Portal Lapsy.al, con i leader Andy Bushati e Armand Shkullaku, ha fatto una nota dopo la protesta Kukes, con il titolo: “Perché le fiamme su Nation Street sono in difesa della proprietà congiunta Questa nota a piè di pagina sostiene che coloro che hanno gettato pietre e acceso l'arca questo sabato sulla Nation Street non sono cacciatori, [...]
Portal Lapsy.al, con i leader Andy Bushati e Armand Shkullaku, ha fatto una nota dopo la protesta Kukes, con il titolo: “Perché le fiamme su Nation Street sono in difesa della proprietà congiunta
Questa nota a piè di pagina sostiene che coloro che hanno gettato pietre e acceso l'Acke su Nation Street non sono i primi difensori di proprietà comune.
“Oggi, dopo anni di leadership come primo ministro di sinistra, Edi Rama è stato ricordato di prendere un interesse per la proprietà comune.

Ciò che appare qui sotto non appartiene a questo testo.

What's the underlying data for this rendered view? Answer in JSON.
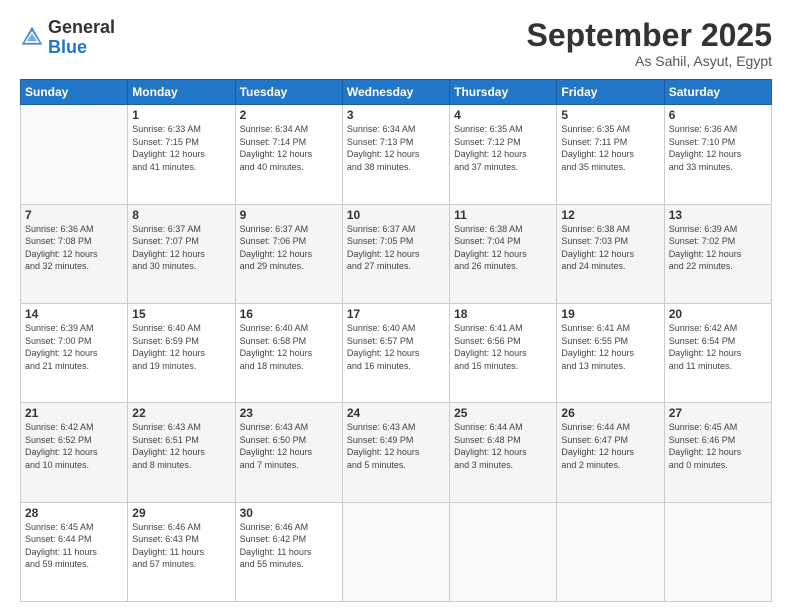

Dopo che i manifestanti della Nation's Road misero il punto di raccolta delle tasse arbitrarie ad un punto dopo che hanno eliminato la polizia e hanno riso a quel simbolo di monumento di un potere che gestisce il paese secondo interessi oligarchici, il primo ministro ha deciso di chiedere una ricchezza che appartiene a tutti noi, in un tentativo disperato di contrastare i manifestanti con il resto della popolazione. Ma in realtà il posizionamento di Rama è sbagliato è completamente falso. Per coloro che gettano pietre e accese l'arca questo sabato sulla Via della Nazione non sono cacciatori, ma i primi difensori della proprietà comune. Non sono le persone “che otterranno la risposta meritata >ix2> dopo che hanno osato distruggere, ma sono pionieri di un movimento che dovrebbe dire fermare la rapina che una manciata di persone compongono per la maggior parte degli albanesi.
La fiamma che è stata posta oggi sul fascio di pagamento vicino al tunnel è la stessa del fuoco che può essere collocato nei laboratori Check Up, con l'attacco che può essere fatto alle torri che vengono istituite come una partnership privata sulla terra di stato, con lo shock che potrebbe diventare investimento strategico se la potenza continua su questo percorso, e questi non saranno sorprendenti per accadere. Ma nessuno di coloro che prenderebbero quel coraggio può essere considerato un bullo, ma come difensore di una fortuna pubblica che viene derubato ogni giorno, Edi Rama con 5-6 oligarch”, si dice.